1. Negative pressure in the pleural cavity is abolished when the thorax is surgically incised. Consequently the rib cage enlarges such that the lungs may not reach the surgical excision during inspiration even when inflation is adequate and ventilation is satisfactory.
2. Pressure required for adequate lung inflation will be lower when the thorax is open than before thoracotomy.
3. Lung lobes that have been packed off during the surgical procedure may be gently re-expanded when replaced into the normal position. The duration of lung collapse is short and reinflation does not induce the same problem as encountered with diaphragmatic hernia repair.
4. Trapped air in the thorax during closure of the surgical incision can cause a tension pneumothorax, hypoxia and hypotension. Leaving the chest tube uncapped during closure provides insufficient room for air flow during lung inflation. The chest tube should be plugged and air aspirated before closure of subcutaneous tissue and skin.
5. Circumferential bandages applied to anesthetized patients frequently are too tight and cause hypoxemia during recovery.
6. Lobectomy may result in bleeding into the bronchus and blood clots can occlude the endotracheal tube.
Specific points about PDA physiology that influence anesthetic management are
1. Mean arterial pressure is low because the diastolic pressure is low.
2. Ligation induces pressure changes that acutely increase diastolic pressure (Fig. 1).
3. Mature dogs with PDA are likely to have left atrial and left ventricular enlargement, pulmonary hypertension and edema.
Anesthesia in animals with a PDA can be expected to be accompanied by hypotension.

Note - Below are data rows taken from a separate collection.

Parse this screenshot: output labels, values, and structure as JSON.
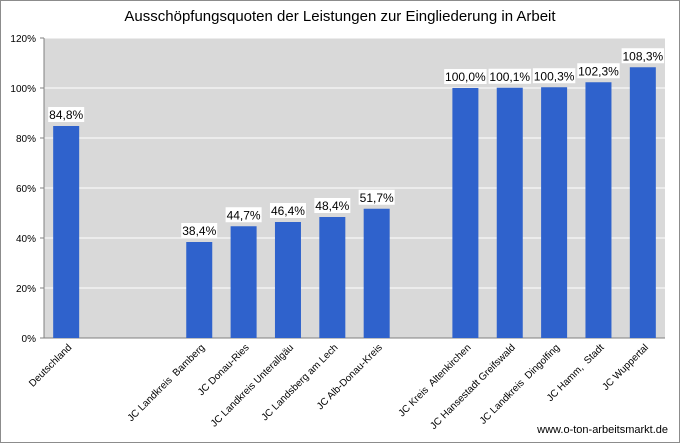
{
  "chart_data": {
    "type": "bar",
    "title": "Ausschöpfungsquoten der Leistungen zur Eingliederung in Arbeit",
    "xlabel": "",
    "ylabel": "",
    "ylim": [
      0,
      120
    ],
    "yticks": [
      "0%",
      "20%",
      "40%",
      "60%",
      "80%",
      "100%",
      "120%"
    ],
    "grid": true,
    "bar_color": "#2f62cc",
    "plot_background": "#d9d9d9",
    "categories": [
      "Deutschland",
      "",
      "",
      "JC Landkreis  Bamberg",
      "JC Donau-Ries",
      "JC Landkreis Unterallgäu",
      "JC Landsberg am Lech",
      "JC Alb-Donau-Kreis",
      "",
      "JC Kreis  Altenkirchen",
      "JC Hansestadt Greifswald",
      "JC Landkreis  Dingolfing",
      "JC Hamm,  Stadt",
      "JC Wuppertal"
    ],
    "values": [
      84.8,
      null,
      null,
      38.4,
      44.7,
      46.4,
      48.4,
      51.7,
      null,
      100.0,
      100.1,
      100.3,
      102.3,
      108.3
    ],
    "value_labels": [
      "84,8%",
      "",
      "",
      "38,4%",
      "44,7%",
      "46,4%",
      "48,4%",
      "51,7%",
      "",
      "100,0%",
      "100,1%",
      "100,3%",
      "102,3%",
      "108,3%"
    ]
  },
  "footer": "www.o-ton-arbeitsmarkt.de"
}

Consequently, the best combination of agents chosen is one causing least depression of contractility and least impact on peripheral vascular tone and the drugs should be administered incrementally and in small doses. Fluid restriction is practiced to avoid pulmonary edema after ligation. Intraoperative fluid administration is limited to 6 ml/kg/h and hypotension is not treated by fluid boluses. Dobutamine or dopamine, 5-7 micrograms/kg/h, is infused to maintain mean arterial pressure above 60 mm Hg. Patients ≤ 3 months of age should receive 5% dextrose during anesthesia at 3 ml/kg/h with balanced electrolyte solution at 3 ml/kg/h.
Skin wounds or bruising over the thorax may be external signs of thoracic wall penetration. The potential for pneumothorax should be incorporated into the anesthetic management plan until the wounds have been thoroughly investigated.
Dogs that have been picked up by their necks and shaken may have spinal cord damage and swelling. This not infrequently is accompanied by decreased respiratory muscle function, hypoventilation, and hypoxia when breathing air. The addition of anesthetic agents may result in life-threatening respiratory depression.